To create his concept of capturing underwater photographs, he contacted his brother Auguste. Auguste was an engineer and drafted a plan for an underwater camera that allowed for underwater adjustments to the diaphragm, plates, and shutter. The first design even included a method of changing the buoyancy of the camera through an air-filled balloon. That same year, the camera was built and Louis began to experiment.
Like many first-time experiments, he was left disappointed. The lighting wasn’t what he had expected. Until this point, flash photography required oxygen; typically utilising burning magnesium or a mixture thereof. Within the same year, electrical engineer M. Chaffour helped Boutan create a bulb to house a magnesium ribbon. The bulb was filled with pure oxygen and the magnesium ribbon was lit using an electric current. Unfortunately, the burning magnesium led to a thick smoke of magnesium oxide, which lightly coated the inside of the bulb and dimmed the images. It was also a hazard, as bulbs would explode from overheating.

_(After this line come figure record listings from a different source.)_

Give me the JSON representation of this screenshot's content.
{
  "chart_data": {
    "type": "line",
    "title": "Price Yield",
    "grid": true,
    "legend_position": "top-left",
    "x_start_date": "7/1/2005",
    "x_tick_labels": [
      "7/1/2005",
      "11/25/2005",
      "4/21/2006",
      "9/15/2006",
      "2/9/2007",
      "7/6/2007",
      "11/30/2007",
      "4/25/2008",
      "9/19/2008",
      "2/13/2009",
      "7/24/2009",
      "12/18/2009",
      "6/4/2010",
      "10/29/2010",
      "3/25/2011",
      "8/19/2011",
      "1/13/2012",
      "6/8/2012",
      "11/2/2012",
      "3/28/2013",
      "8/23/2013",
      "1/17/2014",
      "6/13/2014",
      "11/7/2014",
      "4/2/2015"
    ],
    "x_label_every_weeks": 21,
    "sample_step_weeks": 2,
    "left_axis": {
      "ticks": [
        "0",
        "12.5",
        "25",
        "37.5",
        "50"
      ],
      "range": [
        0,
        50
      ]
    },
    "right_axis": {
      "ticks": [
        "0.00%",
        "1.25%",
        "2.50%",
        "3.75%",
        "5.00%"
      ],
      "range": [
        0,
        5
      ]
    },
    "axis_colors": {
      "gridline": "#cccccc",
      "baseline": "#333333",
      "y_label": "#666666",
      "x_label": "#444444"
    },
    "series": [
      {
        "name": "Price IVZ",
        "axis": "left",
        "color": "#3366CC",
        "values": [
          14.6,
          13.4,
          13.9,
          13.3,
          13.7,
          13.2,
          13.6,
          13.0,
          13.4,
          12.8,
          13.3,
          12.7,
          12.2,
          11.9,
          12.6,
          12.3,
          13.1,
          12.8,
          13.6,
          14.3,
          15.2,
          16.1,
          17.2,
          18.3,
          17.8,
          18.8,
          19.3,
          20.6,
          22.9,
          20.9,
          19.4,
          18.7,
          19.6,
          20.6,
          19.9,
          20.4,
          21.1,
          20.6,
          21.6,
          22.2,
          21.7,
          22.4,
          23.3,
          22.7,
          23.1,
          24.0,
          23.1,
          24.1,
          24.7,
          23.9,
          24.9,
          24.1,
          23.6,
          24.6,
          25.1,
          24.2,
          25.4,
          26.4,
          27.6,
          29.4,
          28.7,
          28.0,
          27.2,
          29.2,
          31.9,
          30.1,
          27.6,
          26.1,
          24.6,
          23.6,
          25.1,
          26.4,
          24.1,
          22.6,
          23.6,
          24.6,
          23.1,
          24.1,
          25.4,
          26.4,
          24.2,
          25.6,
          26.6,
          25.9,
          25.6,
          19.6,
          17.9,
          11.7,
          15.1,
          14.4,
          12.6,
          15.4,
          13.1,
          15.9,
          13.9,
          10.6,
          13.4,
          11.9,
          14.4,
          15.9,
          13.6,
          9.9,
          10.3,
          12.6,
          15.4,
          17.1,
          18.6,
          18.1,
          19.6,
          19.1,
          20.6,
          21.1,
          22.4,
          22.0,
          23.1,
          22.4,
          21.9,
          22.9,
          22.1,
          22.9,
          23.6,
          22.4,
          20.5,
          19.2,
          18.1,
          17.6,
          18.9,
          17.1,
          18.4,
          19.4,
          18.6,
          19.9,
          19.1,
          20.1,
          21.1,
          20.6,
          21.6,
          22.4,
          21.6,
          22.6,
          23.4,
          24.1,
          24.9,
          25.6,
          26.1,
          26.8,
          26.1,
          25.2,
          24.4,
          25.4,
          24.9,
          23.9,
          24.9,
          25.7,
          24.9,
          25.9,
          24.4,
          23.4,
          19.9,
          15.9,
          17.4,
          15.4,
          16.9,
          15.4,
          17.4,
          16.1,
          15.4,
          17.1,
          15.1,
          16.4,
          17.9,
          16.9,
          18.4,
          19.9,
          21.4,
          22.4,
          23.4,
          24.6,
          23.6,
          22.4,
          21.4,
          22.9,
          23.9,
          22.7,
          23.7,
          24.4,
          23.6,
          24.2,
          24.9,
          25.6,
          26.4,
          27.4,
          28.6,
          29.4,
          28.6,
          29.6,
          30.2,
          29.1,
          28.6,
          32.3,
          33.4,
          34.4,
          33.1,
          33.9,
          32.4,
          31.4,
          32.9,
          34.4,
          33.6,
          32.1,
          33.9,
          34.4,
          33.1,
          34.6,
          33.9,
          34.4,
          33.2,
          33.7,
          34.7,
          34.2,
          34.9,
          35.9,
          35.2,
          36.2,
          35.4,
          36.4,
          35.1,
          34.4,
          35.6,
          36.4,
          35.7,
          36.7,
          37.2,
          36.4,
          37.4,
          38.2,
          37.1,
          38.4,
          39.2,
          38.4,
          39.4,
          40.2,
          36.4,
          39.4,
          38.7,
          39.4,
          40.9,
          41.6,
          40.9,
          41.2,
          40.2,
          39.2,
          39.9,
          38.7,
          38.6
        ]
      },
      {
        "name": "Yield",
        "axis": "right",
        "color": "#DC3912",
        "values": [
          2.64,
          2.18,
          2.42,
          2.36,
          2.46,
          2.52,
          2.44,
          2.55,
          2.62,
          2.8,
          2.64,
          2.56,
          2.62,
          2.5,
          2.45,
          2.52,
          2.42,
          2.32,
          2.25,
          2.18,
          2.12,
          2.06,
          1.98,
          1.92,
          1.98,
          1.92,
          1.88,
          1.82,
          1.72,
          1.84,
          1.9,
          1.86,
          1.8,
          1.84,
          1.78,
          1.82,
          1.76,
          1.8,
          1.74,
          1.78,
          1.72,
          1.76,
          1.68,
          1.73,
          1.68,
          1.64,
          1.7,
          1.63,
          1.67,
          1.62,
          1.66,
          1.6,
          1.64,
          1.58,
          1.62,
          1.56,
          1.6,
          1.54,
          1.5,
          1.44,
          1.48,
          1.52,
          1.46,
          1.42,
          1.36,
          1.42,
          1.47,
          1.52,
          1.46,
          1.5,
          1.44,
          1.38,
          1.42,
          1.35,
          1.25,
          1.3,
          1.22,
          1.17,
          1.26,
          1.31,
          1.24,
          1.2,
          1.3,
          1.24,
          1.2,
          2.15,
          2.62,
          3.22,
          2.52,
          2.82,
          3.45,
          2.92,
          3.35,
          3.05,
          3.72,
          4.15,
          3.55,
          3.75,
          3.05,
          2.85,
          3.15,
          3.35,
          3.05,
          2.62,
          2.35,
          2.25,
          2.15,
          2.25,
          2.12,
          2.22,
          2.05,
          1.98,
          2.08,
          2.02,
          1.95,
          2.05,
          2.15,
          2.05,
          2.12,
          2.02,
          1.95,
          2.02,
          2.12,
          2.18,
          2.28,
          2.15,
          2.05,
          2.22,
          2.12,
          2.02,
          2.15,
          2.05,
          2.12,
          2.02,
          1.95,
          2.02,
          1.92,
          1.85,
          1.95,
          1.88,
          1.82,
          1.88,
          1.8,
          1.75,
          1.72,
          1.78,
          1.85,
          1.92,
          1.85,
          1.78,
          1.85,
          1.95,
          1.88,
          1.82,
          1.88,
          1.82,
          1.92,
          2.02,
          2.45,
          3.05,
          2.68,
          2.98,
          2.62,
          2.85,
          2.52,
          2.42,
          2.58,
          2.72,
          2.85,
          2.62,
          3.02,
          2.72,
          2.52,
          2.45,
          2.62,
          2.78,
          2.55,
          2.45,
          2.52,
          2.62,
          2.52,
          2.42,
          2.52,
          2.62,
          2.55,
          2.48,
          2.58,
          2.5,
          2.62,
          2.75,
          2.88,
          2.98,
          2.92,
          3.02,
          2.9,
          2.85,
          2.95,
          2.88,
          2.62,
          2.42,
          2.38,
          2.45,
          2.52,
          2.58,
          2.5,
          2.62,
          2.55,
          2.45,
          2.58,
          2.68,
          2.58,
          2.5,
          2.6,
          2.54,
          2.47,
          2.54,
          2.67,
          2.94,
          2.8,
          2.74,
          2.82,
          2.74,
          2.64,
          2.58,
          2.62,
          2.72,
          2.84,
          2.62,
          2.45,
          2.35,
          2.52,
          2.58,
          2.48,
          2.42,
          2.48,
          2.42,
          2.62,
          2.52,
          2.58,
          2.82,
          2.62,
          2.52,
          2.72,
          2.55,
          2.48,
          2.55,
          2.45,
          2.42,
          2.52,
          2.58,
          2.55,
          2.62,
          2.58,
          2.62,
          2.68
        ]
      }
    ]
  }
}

With the failure of the first bulb, Boutan’s assistant, Joseph David, helped create a more reliable flashbulb – one that wouldn’t explode in his face. This new flash used a rubber bulb that blew magnesium powder in a burning alcohol lamp. While this method was more reliable, it had to be attached to a wooden barrel and was therefore extremely inconvenient and hardly portable – really, who could catch the dynamic dance of a sailfish with a camera fastened to a beer barrel?
Instantly, Boutan began to develop more reliable methods of photography – more-compact and more-portable flashes, smaller camera boxes, and improved lenses. Eventually, they produced a smaller design of the camera box, small enough to be lost in seaweed when dropped and able to be lowered to the seafloor by hand. In addition to easier manoeuvrability of the camera, Boutan began to use a system of dual, carbon-arc (electricity) lamps.
After further experimentation, Boutan became one of the principal – and perhaps one of the only – underwater photographers of his time. In 1898 he published a book detailing his work with underwater photography titled La Photographie Sous-Marine (Underwater Photography). He included several of his illustrations in the book, plus many photos that he had taken over the years.